Apollo repeats plea to quash Jaya death probe

Proceedings of Arumughaswamy Commission biased, SC told

October 28, 2021 07:00 pm | Updated 07:00 pm IST - NEW DELHI

Apollo Hospitals urged the Supreme Court to quash the inquiry proceedings into the death of former Tamil Nadu Chief Minister Jayalalithaa.

Apollo Hospitals urged the Supreme Court to quash the inquiry proceedings into the death of former Tamil Nadu Chief Minister Jayalalithaa.

Apollo Hospitals urged the Supreme Court on Thursday to quash the inquiry proceedings before the Justice (retired) A. Arumughaswamy Commission into the death of former Tamil Nadu Chief Minister Jayalalithaa .

Submitting before a Bench of Justices Abdul S. Nazeer and Krishna Murari, senior advocate Aryama Sundaram, assisted by advocate Rohini Musa, said the proceedings reeked of bias and violation of the principles of natural justice.

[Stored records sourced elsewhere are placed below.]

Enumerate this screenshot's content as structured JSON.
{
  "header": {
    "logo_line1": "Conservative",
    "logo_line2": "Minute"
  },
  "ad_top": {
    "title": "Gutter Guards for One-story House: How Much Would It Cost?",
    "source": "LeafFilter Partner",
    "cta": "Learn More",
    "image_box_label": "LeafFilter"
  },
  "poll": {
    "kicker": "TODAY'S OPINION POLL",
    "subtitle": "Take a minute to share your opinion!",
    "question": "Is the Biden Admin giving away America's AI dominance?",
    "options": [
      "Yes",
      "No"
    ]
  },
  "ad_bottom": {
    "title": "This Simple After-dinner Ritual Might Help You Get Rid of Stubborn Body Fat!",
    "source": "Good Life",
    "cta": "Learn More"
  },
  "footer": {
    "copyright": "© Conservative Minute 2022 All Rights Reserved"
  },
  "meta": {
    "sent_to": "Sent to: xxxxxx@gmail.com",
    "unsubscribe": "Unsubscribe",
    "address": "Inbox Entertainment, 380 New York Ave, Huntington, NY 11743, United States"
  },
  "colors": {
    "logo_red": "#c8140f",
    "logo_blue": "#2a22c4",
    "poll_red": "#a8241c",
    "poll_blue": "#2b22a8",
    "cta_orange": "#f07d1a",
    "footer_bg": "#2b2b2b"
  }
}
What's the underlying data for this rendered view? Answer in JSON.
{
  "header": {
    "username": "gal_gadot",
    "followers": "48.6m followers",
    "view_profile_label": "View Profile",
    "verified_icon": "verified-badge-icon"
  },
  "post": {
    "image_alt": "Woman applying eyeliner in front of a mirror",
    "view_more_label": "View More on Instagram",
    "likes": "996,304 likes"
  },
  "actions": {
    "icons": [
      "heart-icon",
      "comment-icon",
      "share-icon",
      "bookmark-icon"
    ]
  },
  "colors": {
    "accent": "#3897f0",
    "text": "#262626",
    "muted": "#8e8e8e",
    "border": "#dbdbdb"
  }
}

Also read: Jayalalithaa death | 4 more witnesses to be examined, will complete work and place report in Assembly, panel tells Supreme Court

“When there is a reasonable apprehension of bias, there is no question of Your Lordships saying ‘we will tell him to behave in the future’... I am seeking quashing of the proceedings,” Mr. Sundaram submitted on behalf of the Chennai hospital.

The senior lawyer said the right to protect one’s reputation against bias allows one to challenge an inquiry even before the Commission submits its report. Lack of bias is part of the principles of natural justice.

“Fair hearing is by a person who has no interest in the lis (suit),” he submitted.

“We have seen the Commission file an application before itself, file a reply and hear the application... Is that not being a judge of his own cause?” Mr. Sundaram asked.

Also Read: Supreme Court ticks off commission probing Jayalalithaa’s death

“What you are trying to say is that he has been identified with the cause?” Justice Nazeer asked.

“Yes... He has gone way beyond being a judge of his own cause...” Mr. Sundaram responded.

In an earlier hearing, the court had wondered whether the Commission had “virtually become a judge of his own cause” or an “umpire playing the game himself”.

Mr. Sundaram had said the reputation of the premier Chennai hospital, where Ms. Jayalalithaa breathed her last in 2016, was “blighted overnight” by the CoI who took a tangent which was “unbelievable”. The senior lawyer said the path followed by the Commission was straight out of the fairy tale Alicein Wonderland .

Mr. Sundaram submitted that the CoI had even gone about to ask for the medical records concerning the hospitalisation of another former Tamil Nadu Chief Minister, M.G. Ramachandran, 37 years ago and his shifting to the Brooklyn hospital in the United States.

The proceedings before the CoI were stayed by the Supreme Court in April 2019 on the basis of a plea by Apollo Hospitals that the inquiry panel’s functioning was “replete with bias”.

Apollo Hospitals submitted that the Commission, instead of conducting an impartial probe, had filed a pleading alleging “criminal intent” on the part of the hospital and its doctors.

In an earlier hearing, the CoI, represented by senior advocate Ranjit Kumar, had informed the court that it had only four more witnesses left to be examined and should be allowed to complete its work and place its fact-finding report before the State Legislative Assembly.

The State had appointed the inquiry commission headed by Justice Arumughaswamy, a retired Madras High Court judge, on September 25, 2017. The Commission’s reference was to examine the circumstances which led to the hospitalisation of Jayalalithaa on September 22, 2016 and the nature of treatment given in order to determine the cause of hospitalisation.